Friday, November 20, 2009

E Pluribus Unum?

Back when I was a young child (which, contrary to the belief of my children, was during the 1960’s rather than the early Paleolithic Era) around this time of year you would generally hear the phrase “Merry Christmas” in stores, among friends, or generally wherever you would go. As the years went by, people became more sensitive to diversity and recognized that an ever increasing number of Americans celebrated other holidays at this time of year. As a result, it became more common to hear the phrase “Happy Holidays”. To me, that wasn’t in any way “anti-Christmas”, but was merely a way to include and recognize our fellow Americans who celebrated other traditions and beliefs.

A few years ago, however, some conservative commentators such as Bill O’Reilley twisted this into an imagined “war on Christmas”. Even leaving aside the historical fact that many of the trappings of “Christmas” were actually stolen… uh… “borrowed” from pagan celebrations such as Saturnalia, Solstice and Yule, the claim that saying “Happy Holidays” is somehow a reflection of anti-Christian bias would be laughable if so many gullible boneheads (see my previous post on the subject) didn’t take it seriously.

And so, under this pressure from the Christian right, many retailers backed off from “Happy Holidays” and reverted to “Merry Christmas” in order to avoid threatened boycotts of those that failed to buckle under the demands of the conservatives.

Throughout this, I had always suspected the outcry over the supposed “war on Christmas” was less a matter of the Christians wanting “Christmas” restored to what they felt was its rightful place, but that they actually wanted Christmas to be the ONLY year-end holiday to be given any recognition, and those who celebrated anything else be damned.

And now there is evidence to back up this contention. The clothing store The Gap has produced a commercial for the holiday season which mentions Christmas, Hanukkah, Kwanzaa and… by golly… even Solstice! When my wife and I saw it, we were surprised and happy it was so inclusive. And since it mentions Christmas specifically, there’s nothing for the religious right to be offended by, right?


The American Family Association is ticked-off by this inclusive marketing campaign and has called for a boycott of The Gap. Apparently, it wasn’t enough for the AFA that The Gap commercial mentioned Christmas. They seem to be peeved by the fact that Christmas had to share the stage with those other yucky… non-Christian holidays!

In short, the whole “war on Christmas” hubbub has never really been about the mere recognition of Christmas, it was about squelching the mention of any other holidays, regardless of the fact that increasing numbers of Americans either celebrate other traditions or that many of those who DO celebrate some form of “Christmas” do so in an entirely secular fashion. (A friend of mine, in fact, has suggested we recognize the obvious and just call it “Giftmas”.)
I think what is happening here is reflected in the story of our national motto.
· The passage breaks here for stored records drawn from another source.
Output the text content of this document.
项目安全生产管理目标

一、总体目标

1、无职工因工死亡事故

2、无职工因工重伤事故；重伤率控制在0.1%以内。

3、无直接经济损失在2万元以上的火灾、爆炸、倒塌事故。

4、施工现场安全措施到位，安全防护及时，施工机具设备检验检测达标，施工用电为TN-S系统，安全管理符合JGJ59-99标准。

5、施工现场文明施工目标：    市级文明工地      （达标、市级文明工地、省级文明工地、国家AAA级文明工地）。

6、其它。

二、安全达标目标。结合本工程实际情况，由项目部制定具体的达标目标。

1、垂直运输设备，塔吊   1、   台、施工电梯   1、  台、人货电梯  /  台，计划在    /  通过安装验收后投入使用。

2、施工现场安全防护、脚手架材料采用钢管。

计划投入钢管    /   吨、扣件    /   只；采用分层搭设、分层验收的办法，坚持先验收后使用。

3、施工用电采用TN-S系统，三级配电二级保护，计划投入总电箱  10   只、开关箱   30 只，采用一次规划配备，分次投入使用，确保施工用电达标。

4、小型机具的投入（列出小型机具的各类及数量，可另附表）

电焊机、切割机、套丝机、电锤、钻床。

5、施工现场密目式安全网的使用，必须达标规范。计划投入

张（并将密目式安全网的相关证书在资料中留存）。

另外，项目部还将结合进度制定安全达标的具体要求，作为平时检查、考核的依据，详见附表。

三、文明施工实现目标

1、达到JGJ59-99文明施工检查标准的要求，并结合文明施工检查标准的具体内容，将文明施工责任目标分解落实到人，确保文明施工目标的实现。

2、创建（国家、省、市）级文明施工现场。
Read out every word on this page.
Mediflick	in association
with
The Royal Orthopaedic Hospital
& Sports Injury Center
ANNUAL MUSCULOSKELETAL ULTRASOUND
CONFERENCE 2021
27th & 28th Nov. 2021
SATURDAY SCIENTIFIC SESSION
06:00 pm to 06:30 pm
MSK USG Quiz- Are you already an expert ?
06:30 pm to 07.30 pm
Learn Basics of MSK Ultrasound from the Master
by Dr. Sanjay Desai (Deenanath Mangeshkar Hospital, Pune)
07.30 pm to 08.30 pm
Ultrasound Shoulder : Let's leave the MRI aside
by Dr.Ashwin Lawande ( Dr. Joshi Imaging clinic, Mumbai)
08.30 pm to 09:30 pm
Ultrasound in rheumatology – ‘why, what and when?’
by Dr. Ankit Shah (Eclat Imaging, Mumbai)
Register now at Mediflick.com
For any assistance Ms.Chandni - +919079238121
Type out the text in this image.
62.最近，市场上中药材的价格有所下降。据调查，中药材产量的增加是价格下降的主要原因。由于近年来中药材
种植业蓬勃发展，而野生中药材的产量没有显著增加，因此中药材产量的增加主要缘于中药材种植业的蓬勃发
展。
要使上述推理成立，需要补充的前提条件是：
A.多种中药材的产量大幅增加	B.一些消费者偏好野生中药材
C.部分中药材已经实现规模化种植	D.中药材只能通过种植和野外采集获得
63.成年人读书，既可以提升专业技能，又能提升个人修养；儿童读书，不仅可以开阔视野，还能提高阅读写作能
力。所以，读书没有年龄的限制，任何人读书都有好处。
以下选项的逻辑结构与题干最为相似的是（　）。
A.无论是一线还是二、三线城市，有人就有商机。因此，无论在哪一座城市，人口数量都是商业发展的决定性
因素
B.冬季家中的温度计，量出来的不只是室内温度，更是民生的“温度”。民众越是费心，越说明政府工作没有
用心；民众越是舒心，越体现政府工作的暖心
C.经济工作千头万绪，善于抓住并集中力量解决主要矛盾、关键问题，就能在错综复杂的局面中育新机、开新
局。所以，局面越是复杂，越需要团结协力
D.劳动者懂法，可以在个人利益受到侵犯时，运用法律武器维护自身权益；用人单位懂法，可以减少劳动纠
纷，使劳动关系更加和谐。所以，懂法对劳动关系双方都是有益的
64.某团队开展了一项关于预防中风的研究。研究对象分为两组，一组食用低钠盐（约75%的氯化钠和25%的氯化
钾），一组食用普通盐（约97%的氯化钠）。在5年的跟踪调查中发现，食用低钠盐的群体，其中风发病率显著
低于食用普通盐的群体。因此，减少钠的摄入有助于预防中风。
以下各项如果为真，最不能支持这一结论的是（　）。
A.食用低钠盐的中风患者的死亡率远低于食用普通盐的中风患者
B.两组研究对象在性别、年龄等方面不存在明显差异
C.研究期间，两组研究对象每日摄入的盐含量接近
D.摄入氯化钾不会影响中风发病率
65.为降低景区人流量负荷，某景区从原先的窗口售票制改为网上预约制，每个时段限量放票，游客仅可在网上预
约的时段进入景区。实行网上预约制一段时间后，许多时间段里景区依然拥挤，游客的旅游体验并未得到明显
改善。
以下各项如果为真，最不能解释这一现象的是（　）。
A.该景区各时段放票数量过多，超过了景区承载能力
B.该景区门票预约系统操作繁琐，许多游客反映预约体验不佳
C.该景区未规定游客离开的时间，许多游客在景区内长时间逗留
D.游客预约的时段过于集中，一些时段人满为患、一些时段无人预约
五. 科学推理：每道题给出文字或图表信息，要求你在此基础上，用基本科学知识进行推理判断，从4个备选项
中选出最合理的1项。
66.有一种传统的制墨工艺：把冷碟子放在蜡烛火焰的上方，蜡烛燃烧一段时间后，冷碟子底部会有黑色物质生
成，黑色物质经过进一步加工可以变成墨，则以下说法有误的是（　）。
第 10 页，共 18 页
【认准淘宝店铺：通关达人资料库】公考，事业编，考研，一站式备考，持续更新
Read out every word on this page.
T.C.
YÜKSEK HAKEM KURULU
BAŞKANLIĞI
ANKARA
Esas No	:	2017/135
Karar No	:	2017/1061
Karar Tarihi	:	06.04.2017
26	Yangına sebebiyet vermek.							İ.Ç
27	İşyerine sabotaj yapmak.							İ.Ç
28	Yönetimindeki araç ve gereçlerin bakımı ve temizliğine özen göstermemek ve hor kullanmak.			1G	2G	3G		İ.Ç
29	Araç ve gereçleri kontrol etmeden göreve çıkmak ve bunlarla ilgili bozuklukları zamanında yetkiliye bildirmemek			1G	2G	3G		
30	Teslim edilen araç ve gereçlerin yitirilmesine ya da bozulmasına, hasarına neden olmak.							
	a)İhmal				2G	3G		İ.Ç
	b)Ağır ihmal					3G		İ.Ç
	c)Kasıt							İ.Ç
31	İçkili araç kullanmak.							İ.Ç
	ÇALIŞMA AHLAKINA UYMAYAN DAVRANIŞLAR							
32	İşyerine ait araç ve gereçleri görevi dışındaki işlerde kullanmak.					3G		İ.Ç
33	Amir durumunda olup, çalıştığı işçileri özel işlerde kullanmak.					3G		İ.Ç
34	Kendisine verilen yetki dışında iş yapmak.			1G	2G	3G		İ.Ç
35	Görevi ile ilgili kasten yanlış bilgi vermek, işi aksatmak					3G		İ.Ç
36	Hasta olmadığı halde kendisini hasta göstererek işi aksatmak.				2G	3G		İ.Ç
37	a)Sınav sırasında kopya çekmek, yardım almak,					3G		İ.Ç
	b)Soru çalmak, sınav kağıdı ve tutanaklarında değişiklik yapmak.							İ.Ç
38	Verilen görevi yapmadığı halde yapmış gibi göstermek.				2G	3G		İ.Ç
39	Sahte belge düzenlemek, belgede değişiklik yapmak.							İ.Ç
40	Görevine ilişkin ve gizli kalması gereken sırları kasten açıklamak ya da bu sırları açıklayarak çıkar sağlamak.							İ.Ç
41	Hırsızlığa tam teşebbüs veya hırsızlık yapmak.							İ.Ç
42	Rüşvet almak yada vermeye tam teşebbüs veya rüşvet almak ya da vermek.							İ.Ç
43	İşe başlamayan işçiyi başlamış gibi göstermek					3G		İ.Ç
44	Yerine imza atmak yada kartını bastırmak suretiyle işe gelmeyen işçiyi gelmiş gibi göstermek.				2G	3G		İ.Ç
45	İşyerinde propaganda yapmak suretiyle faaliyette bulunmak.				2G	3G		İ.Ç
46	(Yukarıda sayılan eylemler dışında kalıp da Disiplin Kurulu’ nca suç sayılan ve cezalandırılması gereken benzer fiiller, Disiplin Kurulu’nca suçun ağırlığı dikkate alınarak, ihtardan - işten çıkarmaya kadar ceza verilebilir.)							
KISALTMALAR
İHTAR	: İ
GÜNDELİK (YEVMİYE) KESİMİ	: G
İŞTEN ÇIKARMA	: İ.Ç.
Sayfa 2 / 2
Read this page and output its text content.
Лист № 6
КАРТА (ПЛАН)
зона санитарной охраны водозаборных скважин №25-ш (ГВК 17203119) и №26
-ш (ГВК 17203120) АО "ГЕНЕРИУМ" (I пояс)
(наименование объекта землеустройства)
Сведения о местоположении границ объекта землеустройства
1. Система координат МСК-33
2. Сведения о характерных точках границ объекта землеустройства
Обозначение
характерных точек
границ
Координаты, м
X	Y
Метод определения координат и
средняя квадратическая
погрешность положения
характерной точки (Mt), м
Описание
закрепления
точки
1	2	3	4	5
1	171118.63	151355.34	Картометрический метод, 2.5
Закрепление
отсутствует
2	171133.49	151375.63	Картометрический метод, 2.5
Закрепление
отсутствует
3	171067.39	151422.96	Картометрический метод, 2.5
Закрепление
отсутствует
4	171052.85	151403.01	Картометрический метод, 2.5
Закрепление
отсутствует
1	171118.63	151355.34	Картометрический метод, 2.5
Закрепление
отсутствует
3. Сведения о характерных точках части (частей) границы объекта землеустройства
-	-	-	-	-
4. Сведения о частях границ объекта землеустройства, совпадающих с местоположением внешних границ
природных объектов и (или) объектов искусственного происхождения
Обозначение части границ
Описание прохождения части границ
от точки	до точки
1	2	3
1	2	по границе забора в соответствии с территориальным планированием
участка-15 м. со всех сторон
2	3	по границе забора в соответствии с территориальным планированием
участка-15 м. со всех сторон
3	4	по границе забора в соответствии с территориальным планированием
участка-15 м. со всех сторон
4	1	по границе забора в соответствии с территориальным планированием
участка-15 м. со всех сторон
The Founding Fathers, whom the Christian Conservatives are always so quick to invoke when it suits them, gave us a wonderful national slogan: “E Pluribus Unum”. “Out of many, one.” What a wonderful motto! It says we’re a grouping of individuals, all with different backgrounds and beliefs coming together for a common purpose. Our diversity is our strength. It proclaims we don’t have to be the same to be good Americans.

But what happened? In 1956, during the depths of McCarthy’s war on “atheistic Communism”, the national motto was changed. “E Pluribus Unum” was tossed into the dustbin and replaced by “In God We Trust”. Instead of the all-inclusive message of the original motto, the new motto implied that “we” trusted in God and that, by logical extension, those who DIDN’T trust in God weren’t one of “us”… and thus weren’t real Americans.

In much the same way the Christians hijacked Solstice and Saturnalia and turned them into Christmas while falsely claiming it was ALWAYS a celebration of Christ’s birth, they hijacked our nation’s motto and transformed it from a wonderfully inclusive phrase into a narrow statement of faith that excludes all those who don’t believe in a deity. And now they have the nerve to question the patriotism of American non-believers when, in fact, it was the Christians who rejected and altered the nation’s original motto!

As for my own views on the subject, I think Thomas Jefferson said it best:

“It does me no injury for my neighbor to say there are twenty gods, or no god. It neither picks my pocket nor breaks my leg."

In other words, my neighbor doesn’t need to agree with me to be a good American. He or she simply has to... you know… BE a good American.

America is at its best when many cultures and ideas come together and people are free to explore them all and choose the ones they believe work best.

And when these many traditions come together, the result is a stronger America.

Or, as that sentiment would be expressed in Latin: E Pluribus Unum.

1 comment:

  1. Your post reminds me of this column laying out a pretty strong argument that the Pledge of Allegiance is un-American.

    I think you should email it to your sister.